Charles Anthony Jackson
(Known as Tony)
MBE
Royal Navy Volunteer Reserve
Charles Anthony ("Tony") Jackson's understanding of the human condition no doubt stemmed from his prisoner of war experiences during the second world war. Captured in Hong Kong on Christmas Day 1941 while serving in the RNVR, he survived being torpedoed in transit to a camp in Japan, where he spent the remainder of the war. He performed essential operations with old razor or hacksaw blades and no anaesthetic; often all he could do was to transmit his own desire to live by holding the sick man in his arms and pleading with him to fight. He was awarded the MBE in recognition of his efforts. Tony's faith and outlook also carried him through personal trials: total gastrectomy for carcinoma; surgery for a malignant leg ulcer; operations on both hips for increasing pain from chronic osteomyelitis and osteoarthritis; and surgery and radiotherapy for non-Hodgkin's lymphoma. With its recurrence he could fight no longer.
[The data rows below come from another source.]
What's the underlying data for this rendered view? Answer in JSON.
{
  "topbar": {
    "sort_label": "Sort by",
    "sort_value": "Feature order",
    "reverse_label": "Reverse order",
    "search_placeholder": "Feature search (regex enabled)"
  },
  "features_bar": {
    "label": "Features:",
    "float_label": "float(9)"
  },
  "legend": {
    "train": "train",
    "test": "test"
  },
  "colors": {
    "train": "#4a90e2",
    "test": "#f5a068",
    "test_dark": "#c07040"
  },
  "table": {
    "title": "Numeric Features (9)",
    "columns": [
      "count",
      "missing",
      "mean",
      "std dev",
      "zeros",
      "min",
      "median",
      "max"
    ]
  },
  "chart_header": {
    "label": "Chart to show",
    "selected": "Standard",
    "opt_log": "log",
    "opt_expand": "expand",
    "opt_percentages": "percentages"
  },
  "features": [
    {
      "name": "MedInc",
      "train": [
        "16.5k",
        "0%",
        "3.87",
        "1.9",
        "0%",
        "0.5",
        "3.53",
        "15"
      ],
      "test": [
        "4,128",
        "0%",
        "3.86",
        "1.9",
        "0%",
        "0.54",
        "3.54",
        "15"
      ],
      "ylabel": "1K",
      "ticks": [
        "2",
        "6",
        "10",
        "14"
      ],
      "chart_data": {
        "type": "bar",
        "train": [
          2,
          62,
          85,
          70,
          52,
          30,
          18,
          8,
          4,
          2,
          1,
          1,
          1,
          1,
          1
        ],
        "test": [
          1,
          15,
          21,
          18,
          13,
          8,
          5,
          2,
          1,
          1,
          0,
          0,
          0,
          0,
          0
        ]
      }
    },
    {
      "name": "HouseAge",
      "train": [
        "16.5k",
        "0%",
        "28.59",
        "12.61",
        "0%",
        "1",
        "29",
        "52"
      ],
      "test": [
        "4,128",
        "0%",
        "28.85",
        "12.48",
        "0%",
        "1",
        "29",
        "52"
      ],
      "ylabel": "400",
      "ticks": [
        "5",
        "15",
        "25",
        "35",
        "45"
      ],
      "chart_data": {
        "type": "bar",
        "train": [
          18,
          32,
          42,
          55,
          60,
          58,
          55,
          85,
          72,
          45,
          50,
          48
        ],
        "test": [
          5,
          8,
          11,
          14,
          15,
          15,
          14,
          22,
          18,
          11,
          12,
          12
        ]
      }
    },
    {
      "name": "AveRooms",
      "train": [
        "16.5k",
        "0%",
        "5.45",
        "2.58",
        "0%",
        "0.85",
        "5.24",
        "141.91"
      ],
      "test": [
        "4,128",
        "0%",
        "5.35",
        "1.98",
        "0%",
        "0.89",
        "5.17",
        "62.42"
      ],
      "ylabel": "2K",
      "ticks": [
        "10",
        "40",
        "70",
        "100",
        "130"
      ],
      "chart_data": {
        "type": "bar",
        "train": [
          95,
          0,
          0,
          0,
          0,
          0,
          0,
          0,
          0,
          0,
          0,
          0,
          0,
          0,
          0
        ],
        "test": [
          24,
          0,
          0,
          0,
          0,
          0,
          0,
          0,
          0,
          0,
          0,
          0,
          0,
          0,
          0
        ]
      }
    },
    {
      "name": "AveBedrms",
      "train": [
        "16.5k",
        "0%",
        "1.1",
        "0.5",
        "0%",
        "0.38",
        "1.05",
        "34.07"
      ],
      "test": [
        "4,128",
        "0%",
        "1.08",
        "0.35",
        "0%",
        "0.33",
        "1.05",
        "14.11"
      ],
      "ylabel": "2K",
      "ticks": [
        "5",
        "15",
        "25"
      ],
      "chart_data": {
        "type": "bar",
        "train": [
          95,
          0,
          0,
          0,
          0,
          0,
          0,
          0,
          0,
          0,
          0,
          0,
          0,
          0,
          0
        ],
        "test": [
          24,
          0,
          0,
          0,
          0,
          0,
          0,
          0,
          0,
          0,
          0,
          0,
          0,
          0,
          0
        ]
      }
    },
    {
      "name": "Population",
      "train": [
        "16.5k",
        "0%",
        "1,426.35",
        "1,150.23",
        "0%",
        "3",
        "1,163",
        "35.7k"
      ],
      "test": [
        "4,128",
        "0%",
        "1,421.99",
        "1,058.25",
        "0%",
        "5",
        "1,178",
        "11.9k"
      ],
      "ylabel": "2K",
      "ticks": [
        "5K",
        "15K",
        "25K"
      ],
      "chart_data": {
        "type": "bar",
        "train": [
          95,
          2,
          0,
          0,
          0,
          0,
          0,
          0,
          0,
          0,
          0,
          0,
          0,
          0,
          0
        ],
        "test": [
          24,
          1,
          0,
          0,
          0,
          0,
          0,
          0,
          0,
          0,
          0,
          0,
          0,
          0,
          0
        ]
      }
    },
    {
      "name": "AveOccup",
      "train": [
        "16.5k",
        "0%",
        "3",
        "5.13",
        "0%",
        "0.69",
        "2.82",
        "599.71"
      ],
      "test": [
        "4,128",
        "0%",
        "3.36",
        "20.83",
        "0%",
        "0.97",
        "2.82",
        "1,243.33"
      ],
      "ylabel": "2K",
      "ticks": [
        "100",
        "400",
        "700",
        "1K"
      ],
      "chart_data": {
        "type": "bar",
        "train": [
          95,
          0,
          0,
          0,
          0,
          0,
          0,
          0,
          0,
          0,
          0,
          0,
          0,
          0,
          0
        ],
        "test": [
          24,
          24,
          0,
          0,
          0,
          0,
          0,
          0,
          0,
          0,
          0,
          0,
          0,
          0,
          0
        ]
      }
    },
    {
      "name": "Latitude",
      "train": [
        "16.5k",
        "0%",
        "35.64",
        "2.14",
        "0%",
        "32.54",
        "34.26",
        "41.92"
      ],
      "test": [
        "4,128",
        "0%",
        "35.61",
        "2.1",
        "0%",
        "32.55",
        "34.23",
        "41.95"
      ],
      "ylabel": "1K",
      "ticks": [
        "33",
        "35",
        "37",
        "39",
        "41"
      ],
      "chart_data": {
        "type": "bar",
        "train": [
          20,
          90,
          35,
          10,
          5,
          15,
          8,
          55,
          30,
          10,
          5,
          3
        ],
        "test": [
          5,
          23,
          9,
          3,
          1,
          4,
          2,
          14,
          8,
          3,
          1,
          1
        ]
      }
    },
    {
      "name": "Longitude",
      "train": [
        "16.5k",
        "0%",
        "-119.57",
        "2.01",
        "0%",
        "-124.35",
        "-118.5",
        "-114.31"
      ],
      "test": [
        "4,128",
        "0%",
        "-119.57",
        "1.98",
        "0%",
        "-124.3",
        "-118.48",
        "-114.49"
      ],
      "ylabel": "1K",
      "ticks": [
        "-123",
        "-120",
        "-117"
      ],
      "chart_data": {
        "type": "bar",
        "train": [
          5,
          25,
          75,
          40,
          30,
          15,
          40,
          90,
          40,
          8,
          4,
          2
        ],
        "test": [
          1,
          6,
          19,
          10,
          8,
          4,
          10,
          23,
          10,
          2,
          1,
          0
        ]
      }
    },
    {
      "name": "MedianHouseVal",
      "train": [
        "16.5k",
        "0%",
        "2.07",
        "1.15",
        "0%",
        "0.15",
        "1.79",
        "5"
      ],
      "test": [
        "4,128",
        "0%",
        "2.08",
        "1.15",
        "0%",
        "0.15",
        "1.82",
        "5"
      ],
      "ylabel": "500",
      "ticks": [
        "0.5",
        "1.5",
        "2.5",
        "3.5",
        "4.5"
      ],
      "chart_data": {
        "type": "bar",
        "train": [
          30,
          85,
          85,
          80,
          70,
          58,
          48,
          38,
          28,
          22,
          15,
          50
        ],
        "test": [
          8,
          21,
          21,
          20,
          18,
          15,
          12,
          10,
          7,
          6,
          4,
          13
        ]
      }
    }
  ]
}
Nevertheless, during retirement he became a wine connoisseur and gourmet cook, and despite much pain and decreasing mobility travelled widely. He leaves his Italian ex-wife, two sons, two daughters (one a physiotherapist), and five grandchildren [Mary Shepherd].
(Charles Anthony Jackson, consultant cardiothoracic surgeon, Colindale, St Charles, and Harefield Hospitals 1951-78; b Golders Green 1912; q St Bartholomew's 1939, FRCS 1946; d 3 February 1995.)